Kentlerin somut ve somut olmayan kültürel ve tarihi değerleriyle yaşamaya devam etmesi için 'kimlikli kent' vurgusunun yapılmasını isteyen Sözen, marka kent kavramının özellikle turizm potansiyeli yüksek bölgelerde rekabet algısı yarattığını vurguladı; aynı havzayı paylaşan kentler arasında rekabet değil ortaklık kurulması gerektiğini söyledi. Tarihi Kentler Birliği’nin gündemini oluşturan başlıkların ülke gündemi yarattığına değinerek yerel yönetimlerin kamu-yerel-sivil-özel birlikteliğini söylem olmaktan çıkarıp eyleme dönüştürdüğünün altını çizdi.

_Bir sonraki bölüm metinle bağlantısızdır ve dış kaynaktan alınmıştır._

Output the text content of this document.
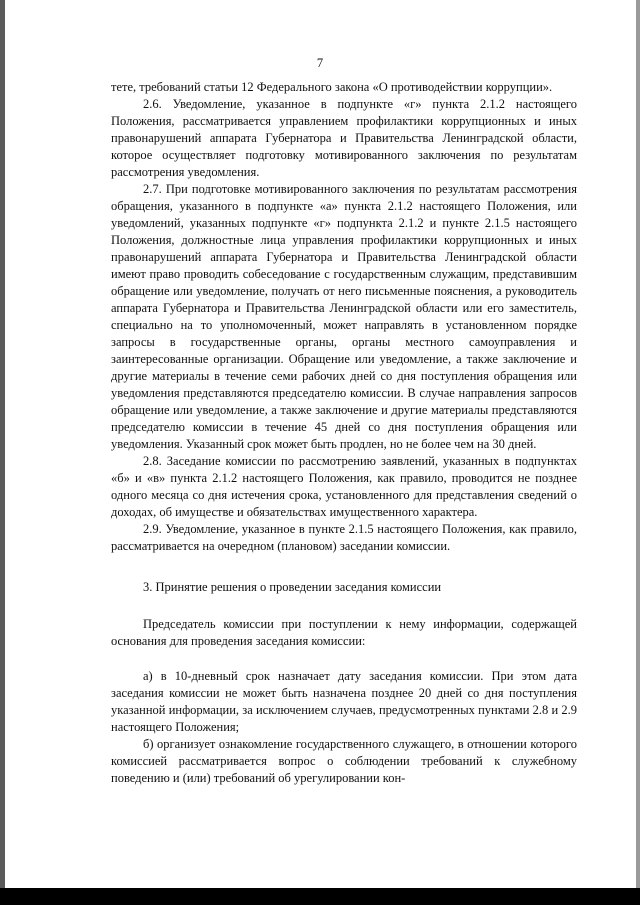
7

тете, требований статьи 12 Федерального закона «О противодействии коррупции».

2.6. Уведомление, указанное в подпункте «г» пункта 2.1.2 настоящего Положения, рассматривается управлением профилактики коррупционных и иных правонарушений аппарата Губернатора и Правительства Ленинградской области, которое осуществляет подготовку мотивированного заключения по результатам рассмотрения уведомления.

2.7. При подготовке мотивированного заключения по результатам рассмотрения обращения, указанного в подпункте «а» пункта 2.1.2 настоящего Положения, или уведомлений, указанных подпункте «г» подпункта 2.1.2 и пункте 2.1.5 настоящего Положения, должностные лица управления профилактики коррупционных и иных правонарушений аппарата Губернатора и Правительства Ленинградской области имеют право проводить собеседование с государственным служащим, представившим обращение или уведомление, получать от него письменные пояснения, а руководитель аппарата Губернатора и Правительства Ленинградской области или его заместитель, специально на то уполномоченный, может направлять в установленном порядке запросы в государственные органы, органы местного самоуправления и заинтересованные организации. Обращение или уведомление, а также заключение и другие материалы в течение семи рабочих дней со дня поступления обращения или уведомления представляются председателю комиссии. В случае направления запросов обращение или уведомление, а также заключение и другие материалы представляются председателю комиссии в течение 45 дней со дня поступления обращения или уведомления. Указанный срок может быть продлен, но не более чем на 30 дней.

2.8. Заседание комиссии по рассмотрению заявлений, указанных в подпунктах «б» и «в» пункта 2.1.2 настоящего Положения, как правило, проводится не позднее одного месяца со дня истечения срока, установленного для представления сведений о доходах, об имуществе и обязательствах имущественного характера.

2.9. Уведомление, указанное в пункте 2.1.5 настоящего Положения, как правило, рассматривается на очередном (плановом) заседании комиссии.

3. Принятие решения о проведении заседания комиссии

Председатель комиссии при поступлении к нему информации, содержащей основания для проведения заседания комиссии:

а) в 10-дневный срок назначает дату заседания комиссии. При этом дата заседания комиссии не может быть назначена позднее 20 дней со дня поступления указанной информации, за исключением случаев, предусмотренных пунктами 2.8 и 2.9 настоящего Положения;

б) организует ознакомление государственного служащего, в отношении которого комиссией рассматривается вопрос о соблюдении требований к служебному поведению и (или) требований об урегулировании кон-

Kültür Turizmi Zirvesi’nde ayrıca, Tarihi Kentler Birliği’ne üye olan Bursa, Şanlıurfa, Gazinatep, Muğla, Amasya, Beypazarı, Ayvalık, Fatih, Kemaliye ve Altındağ belediye başkanları kentlerinde yaptıkları koruma çalışmalarını aktardı. 'Taşınmaz Kültür Varlıklarının Korunması' oturumunda konuşan ÇEKÜL Vakfı Genel Sekreteri Ece Müftüoğlu Narcy de, ÇEKÜL’ün sürdürülebilir kültür turizmi kılavuzunu özetleyen bir konuşma yaptı.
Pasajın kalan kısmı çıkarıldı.